Les organisations syndicales se sont particulièrement inquiété des conséquences du projet de loi relatif aux droits des malades et à la qualité du système de santé adopté par l'Assemblée nationale en octobre 2001 48( * ) , et plus particulièrement des dispositions relatives à la présidence par un magistrat administratif des chambres disciplinaires de première instance et des ordres professionnels, ainsi que celles relatives aux commissions régionales d'indemnisation et de conciliation, pour lesquelles aucun emploi supplémentaire n'a été envisagé 49( * ) .

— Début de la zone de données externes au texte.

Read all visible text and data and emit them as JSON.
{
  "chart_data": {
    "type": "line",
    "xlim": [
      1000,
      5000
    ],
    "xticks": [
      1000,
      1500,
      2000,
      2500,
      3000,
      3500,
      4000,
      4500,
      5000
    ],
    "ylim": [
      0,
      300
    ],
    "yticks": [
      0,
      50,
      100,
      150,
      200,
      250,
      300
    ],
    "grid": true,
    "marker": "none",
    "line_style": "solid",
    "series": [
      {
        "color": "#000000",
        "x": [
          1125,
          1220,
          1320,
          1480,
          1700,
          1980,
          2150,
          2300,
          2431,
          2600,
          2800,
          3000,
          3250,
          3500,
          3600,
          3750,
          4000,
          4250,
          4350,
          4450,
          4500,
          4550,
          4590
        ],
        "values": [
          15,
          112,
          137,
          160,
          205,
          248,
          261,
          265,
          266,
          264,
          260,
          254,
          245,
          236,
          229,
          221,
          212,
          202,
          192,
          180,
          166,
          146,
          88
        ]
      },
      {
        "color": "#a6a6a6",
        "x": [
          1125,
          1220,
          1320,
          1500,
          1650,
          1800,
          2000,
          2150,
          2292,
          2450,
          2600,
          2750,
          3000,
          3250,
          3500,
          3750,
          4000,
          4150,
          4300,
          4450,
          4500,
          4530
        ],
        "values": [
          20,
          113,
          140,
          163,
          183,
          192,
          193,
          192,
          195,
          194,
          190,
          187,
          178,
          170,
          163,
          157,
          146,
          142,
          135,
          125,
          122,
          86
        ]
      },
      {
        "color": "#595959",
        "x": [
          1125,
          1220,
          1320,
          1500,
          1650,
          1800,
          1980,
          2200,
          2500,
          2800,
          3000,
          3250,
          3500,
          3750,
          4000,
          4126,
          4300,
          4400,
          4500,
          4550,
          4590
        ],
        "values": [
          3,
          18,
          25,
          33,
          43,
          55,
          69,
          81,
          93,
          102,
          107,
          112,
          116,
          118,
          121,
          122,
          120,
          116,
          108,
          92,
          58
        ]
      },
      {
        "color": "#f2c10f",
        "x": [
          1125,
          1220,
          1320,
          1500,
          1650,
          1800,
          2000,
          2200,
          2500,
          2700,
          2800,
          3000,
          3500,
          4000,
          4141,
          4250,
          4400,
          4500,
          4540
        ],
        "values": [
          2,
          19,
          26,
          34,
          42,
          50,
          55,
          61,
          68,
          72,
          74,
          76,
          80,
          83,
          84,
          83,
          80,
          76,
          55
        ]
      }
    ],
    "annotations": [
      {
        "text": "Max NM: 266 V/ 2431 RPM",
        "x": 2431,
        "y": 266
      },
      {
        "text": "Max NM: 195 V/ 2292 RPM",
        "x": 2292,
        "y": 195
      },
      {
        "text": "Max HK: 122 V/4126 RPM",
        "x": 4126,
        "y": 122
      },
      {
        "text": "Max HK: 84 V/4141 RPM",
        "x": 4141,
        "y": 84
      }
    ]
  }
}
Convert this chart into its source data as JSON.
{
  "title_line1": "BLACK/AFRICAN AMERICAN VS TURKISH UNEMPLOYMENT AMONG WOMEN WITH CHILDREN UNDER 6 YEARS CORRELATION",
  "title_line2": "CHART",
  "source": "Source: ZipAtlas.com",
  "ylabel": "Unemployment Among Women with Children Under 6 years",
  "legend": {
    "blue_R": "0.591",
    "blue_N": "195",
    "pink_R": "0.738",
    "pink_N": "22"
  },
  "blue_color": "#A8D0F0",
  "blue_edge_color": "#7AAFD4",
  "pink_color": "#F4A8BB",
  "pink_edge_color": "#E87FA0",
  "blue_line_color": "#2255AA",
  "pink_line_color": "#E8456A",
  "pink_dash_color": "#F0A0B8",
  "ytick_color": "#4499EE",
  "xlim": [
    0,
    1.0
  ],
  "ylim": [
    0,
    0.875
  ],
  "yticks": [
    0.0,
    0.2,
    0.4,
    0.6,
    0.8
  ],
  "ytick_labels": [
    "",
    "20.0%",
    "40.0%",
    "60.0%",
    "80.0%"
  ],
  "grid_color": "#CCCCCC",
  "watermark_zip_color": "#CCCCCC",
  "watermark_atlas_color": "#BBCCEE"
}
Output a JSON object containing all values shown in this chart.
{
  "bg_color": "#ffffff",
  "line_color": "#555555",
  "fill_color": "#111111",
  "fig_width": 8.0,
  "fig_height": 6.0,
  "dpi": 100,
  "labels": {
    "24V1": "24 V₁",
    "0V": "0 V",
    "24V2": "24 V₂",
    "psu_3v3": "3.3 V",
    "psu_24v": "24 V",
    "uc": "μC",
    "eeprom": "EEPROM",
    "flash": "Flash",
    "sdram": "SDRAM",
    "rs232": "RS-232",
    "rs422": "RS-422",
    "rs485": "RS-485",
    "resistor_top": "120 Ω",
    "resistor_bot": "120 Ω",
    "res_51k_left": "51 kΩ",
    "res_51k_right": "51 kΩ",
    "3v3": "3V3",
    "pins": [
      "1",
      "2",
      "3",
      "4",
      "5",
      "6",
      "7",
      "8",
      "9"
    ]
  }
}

En parallèle, il convient toutefois de noter l'effort prévu par le projet de loi de finances pour 2002 en faveur de l'amélioration de la situation matérielle des personnels des juridictions administratives qui se traduit par :

- des relèvements indemnitaires concernant les membres et agents du Conseil d'Etat 50( * ) , les membres des tribunaux administratifs et des cours d'appel afin de rapprocher le pourcentage moyen de leurs primes de celui des autres corps issus de l'Ecole nationale d'administration (762.245 euros) 51( * ) et les agents de greffe (253.248 euros) ;

- une indemnisation des astreintes et des permanences des agents de greffe des tribunaux administratifs, des cours d'appel et des agents du Conseil d'Etat pour le traitement du contentieux soumis au juge des référés (195.598 euros) ;

- une revalorisation des indemnités susceptibles d'être allouées aux personnels prêtant leur concours à la commission pour la transparence financière de la vie politique (23.002 euros) ;

- la création d'une prime spécifique pour les correspondants informatiques dans les juridictions administratives (68.602 euros).